In audio recorded by Choe at the scene, a male voice that Choe later identified as one of Constantine’s top media relations aides can be heard telling the Fix Homelessness initiative reporter, “you’re not a member of the media.”
Instead of allowing Choe to view the site, King County staff members opened umbrellas to block “holes in the fence” so he could neither videotape the site nor record details of the tour.
“These are Antifa tactics,” Choe said. “This is what we saw in CHOP (Capitol Hill Occupied Protest in 2020) and the heights of the BLM social justice” when protestors objected to coverage they didn’t see as favorable.
Despite Choe’s attempts to secure a press pass for the tour, Dori told listeners he believes Choe was “ghosted” by Constantine and his staff because he’s a “dogged reporter who asks tough questions.”
It comes at a time when growing numbers of CID neighbors and business owners are pushing back against King County expansion plans for a north SODO site that already offers 270 shelter beds. The county’s goal is to add 150 more beds, make room for recreational vehicles, and create tiny homes and treatment spaces for those with mental health and addiction problems. The expansion is proposed for east of Lumen Field between Fourth and Sixth Avenues South.
During a Sept. 8 rally at CID’s Hing Hay Park and a Sept. 20 march to Seattle City Hall, homeless megaplex opponents waved signs asking, “Why us again?”
Some blame an increase in CID crime dating back to the 1987 opening of the 152-bed William Booth Center, “The Jungle” – a cluster of illegal encampments under Interstate 5, and the 75-bed Navigation Center homeless shelter that opened its doors in 2017.
Crime, Dori pointed out, tends to increase around areas hosting homeless shelters and service locations like this one. Restaurants and other businesses in the neighborhood have struggled with increases in property crimes locals blame on drug use in the area.
“The CID is already riddled with crime and they don’t want even more,” Dori said. “Many (CID neighbors) do not speak English and they feel like they have no voice.”

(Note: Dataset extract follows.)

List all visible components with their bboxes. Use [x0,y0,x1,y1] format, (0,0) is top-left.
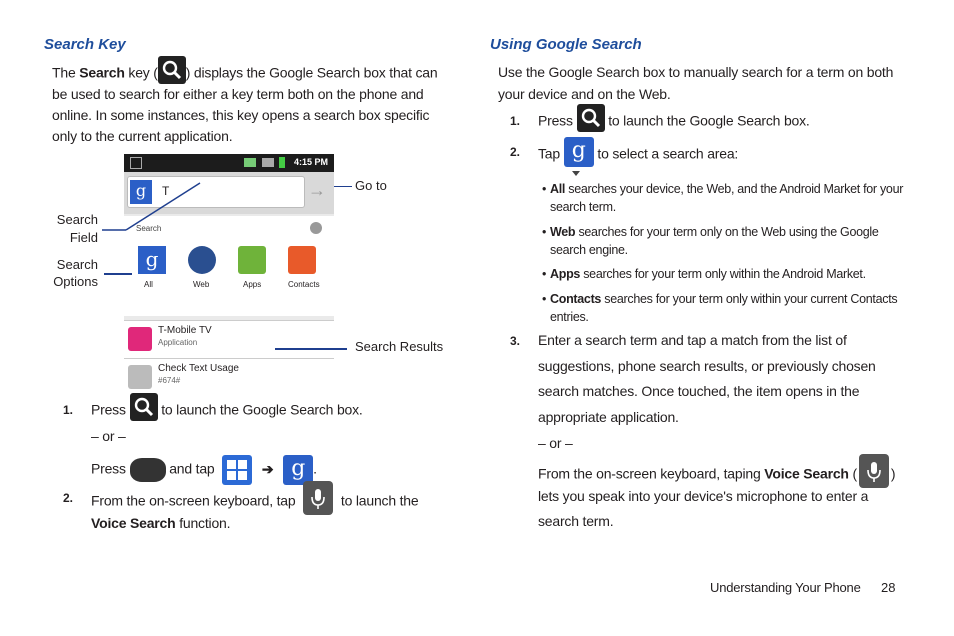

Before his departure from KOMO-TV, Dori said, Choe was the CID’s leading local mainstream media contact – a “dogged” go-to reporter for CID neighbors and business leaders. Now that Choe is covering these issues for the media arm of the Discovery Institute, locals still believe he is a reporter they can “trust the most in getting their story out there. Jonathan is marching in the streets with them, at their rallies when nobody else in the media would attend them.”
Beyond the CID and topics surrounding crime and homelessness, Dori said, the issue of blocking a reporter from covering a news story should be a concern to everyone.
“We need more coverage of ferocious reporting to hold these public officials accountable,” Dori said. “They will do everything they can to freeze us out. They want media they can control.”